Attributing the O'Connell effect in contact binaries to a cooling mass-transfer stream

TL;DR

This paper models contact binary systems to attribute the O'Connell effect to a cooling mass-transfer stream, challenging the common magnetic spot explanation and providing a new perspective on heat transfer mechanisms.

Contribution

The study introduces a parametric model of a mass-transfer stream with variable heat capacity to explain the O'Connell effect in contact binaries, offering an alternative to magnetic spot hypotheses.

Findings

A low-heat capacity stream can reproduce the O'Connell effect.

Surface flows significantly influence heat transfer in contact binaries.

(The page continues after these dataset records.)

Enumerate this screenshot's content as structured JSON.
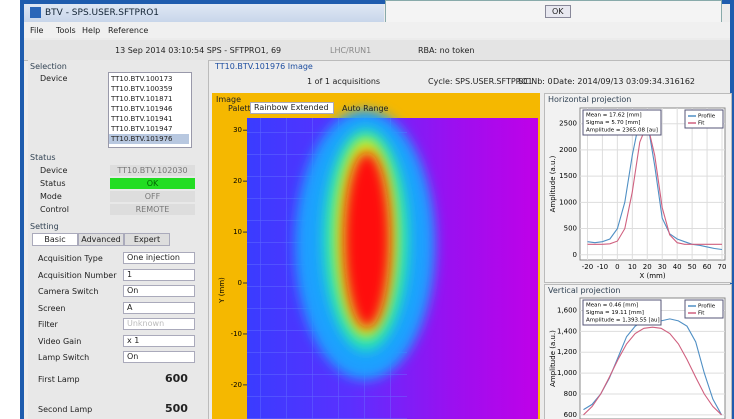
{
  "window": {
    "title": "BTV - SPS.USER.SFTPRO1",
    "dialog_button": "OK"
  },
  "menu": [
    "File",
    "Tools",
    "Help",
    "Reference"
  ],
  "toolbar": {
    "timestamp": "13 Sep 2014  03:10:54  SPS - SFTPRO1, 69",
    "context": "LHC/RUN1",
    "rba": "RBA: no token"
  },
  "selection": {
    "title": "Selection",
    "label": "Device",
    "devices": [
      "TT10.BTV.100173",
      "TT10.BTV.100359",
      "TT10.BTV.101871",
      "TT10.BTV.101946",
      "TT10.BTV.101941",
      "TT10.BTV.101947",
      "TT10.BTV.101976"
    ],
    "selected": 6
  },
  "status": {
    "title": "Status",
    "fields": [
      {
        "label": "Device",
        "value": "TT10.BTV.102030"
      },
      {
        "label": "Status",
        "value": "OK"
      },
      {
        "label": "Mode",
        "value": "OFF"
      },
      {
        "label": "Control",
        "value": "REMOTE"
      }
    ]
  },
  "setting": {
    "title": "Setting",
    "tabs": [
      "Basic",
      "Advanced",
      "Expert"
    ],
    "active_tab": 0,
    "fields": [
      {
        "label": "Acquisition Type",
        "value": "One injection"
      },
      {
        "label": "Acquisition Number",
        "value": "1"
      },
      {
        "label": "Camera Switch",
        "value": "On"
      },
      {
        "label": "Screen",
        "value": "A"
      },
      {
        "label": "Filter",
        "value": "Unknown"
      },
      {
        "label": "Video Gain",
        "value": "x 1"
      },
      {
        "label": "Lamp Switch",
        "value": "On"
      }
    ],
    "lamps": [
      {
        "label": "First Lamp",
        "value": "600"
      },
      {
        "label": "Second Lamp",
        "value": "500"
      }
    ]
  },
  "image_panel": {
    "title": "TT10.BTV.101976 Image",
    "acquisitions": "1 of 1 acquisitions",
    "cycle": "Cycle: SPS.USER.SFTPRO1",
    "sc": "SC Nb: 0",
    "date": "Date: 2014/09/13 03:09:34.316162",
    "frame_title": "Image",
    "palette_label": "Palette:",
    "palette": "Rainbow Extended",
    "auto_range": "Auto Range",
    "y_label": "Y (mm)",
    "ylim": [
      32.4,
      -26.7
    ],
    "yticks": [
      30,
      20,
      10,
      0,
      -10,
      -20
    ]
  },
  "horizontal_projection": {
    "title": "Horizontal projection",
    "stats": [
      "Mean = 17.62 [mm]",
      "Sigma = 5.70 [mm]",
      "Amplitude = 2365.08 [au]"
    ],
    "x_label": "X (mm)",
    "y_label": "Amplitude (a.u.)",
    "xlim": [
      -25,
      72
    ],
    "ylim": [
      -100,
      2800
    ],
    "xticks": [
      -20,
      -10,
      0,
      10,
      20,
      30,
      40,
      50,
      60,
      70
    ],
    "yticks": [
      0,
      500,
      1000,
      1500,
      2000,
      2500
    ],
    "x": [
      -20,
      -15,
      -10,
      -5,
      0,
      5,
      10,
      15,
      20,
      25,
      30,
      35,
      40,
      45,
      50,
      55,
      60,
      65,
      70
    ],
    "series": [
      {
        "name": "Profile",
        "color": "#4f8fc4",
        "values": [
          250,
          230,
          250,
          300,
          500,
          1000,
          1900,
          2600,
          2550,
          1700,
          700,
          400,
          300,
          250,
          200,
          180,
          150,
          120,
          100
        ]
      },
      {
        "name": "Fit",
        "color": "#d0607f",
        "values": [
          200,
          200,
          200,
          210,
          260,
          500,
          1200,
          2150,
          2500,
          1900,
          900,
          380,
          230,
          200,
          200,
          200,
          200,
          200,
          200
        ]
      }
    ]
  },
  "vertical_projection": {
    "title": "Vertical projection",
    "stats": [
      "Mean = 0.46 [mm]",
      "Sigma = 19.11 [mm]",
      "Amplitude = 1,393.55 [au]"
    ],
    "y_label": "Amplitude (a.u.)",
    "xlim": [
      -42,
      42
    ],
    "ylim": [
      560,
      1720
    ],
    "yticks": [
      600,
      800,
      {
        "value": 1000,
        "label": "1,000"
      },
      {
        "value": 1200,
        "label": "1,200"
      },
      {
        "value": 1400,
        "label": "1,400"
      },
      {
        "value": 1600,
        "label": "1,600"
      }
    ],
    "x": [
      -40,
      -35,
      -30,
      -25,
      -20,
      -15,
      -10,
      -5,
      0,
      5,
      10,
      15,
      20,
      25,
      30,
      35,
      40
    ],
    "series": [
      {
        "name": "Profile",
        "color": "#4f8fc4",
        "values": [
          650,
          700,
          800,
          950,
          1150,
          1350,
          1450,
          1500,
          1480,
          1500,
          1520,
          1500,
          1450,
          1300,
          1000,
          750,
          600
        ]
      },
      {
        "name": "Fit",
        "color": "#d0607f",
        "values": [
          600,
          680,
          800,
          960,
          1130,
          1280,
          1380,
          1430,
          1440,
          1430,
          1380,
          1280,
          1130,
          960,
          800,
          680,
          600
        ]
      }
    ]
  }
}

Method applicable to large photometric survey samples.

Abstract

Contact binaries are very short-period systems that are continuously interacting by transferring mass and energy. Obtaining large, statistical samples of contact binaries from photometric surveys can put valuable constraints on the various processes involved in their evolution. Modeling those systems however present some challenges. In some contact-binary light curves, the O'Connell effect is visible, where the maxima at both quarter phases are unequal. In the literature, this effect is typically attributed to magnetic spots on the surface of the binary. In this work, we model contact-binary surfaces using PHOEBE, and include a parametric prescription for a lateral mass- and energy-transfer stream that travels from the hotter primary to the cooler secondary. We allow this stream to have a variable heat capacity. We fit a system from the Kepler sample with a strong O'Connell effect, and show that a low-heat capacity stream can explain the unequal maxima. This suggests that, in such systems, surface flows can play a significant role in transferring heat between components. Our methods can be used on larger samples of contact binaries from OGLE, Kepler, or TESS to advance our understanding of contact binary structure and evolution.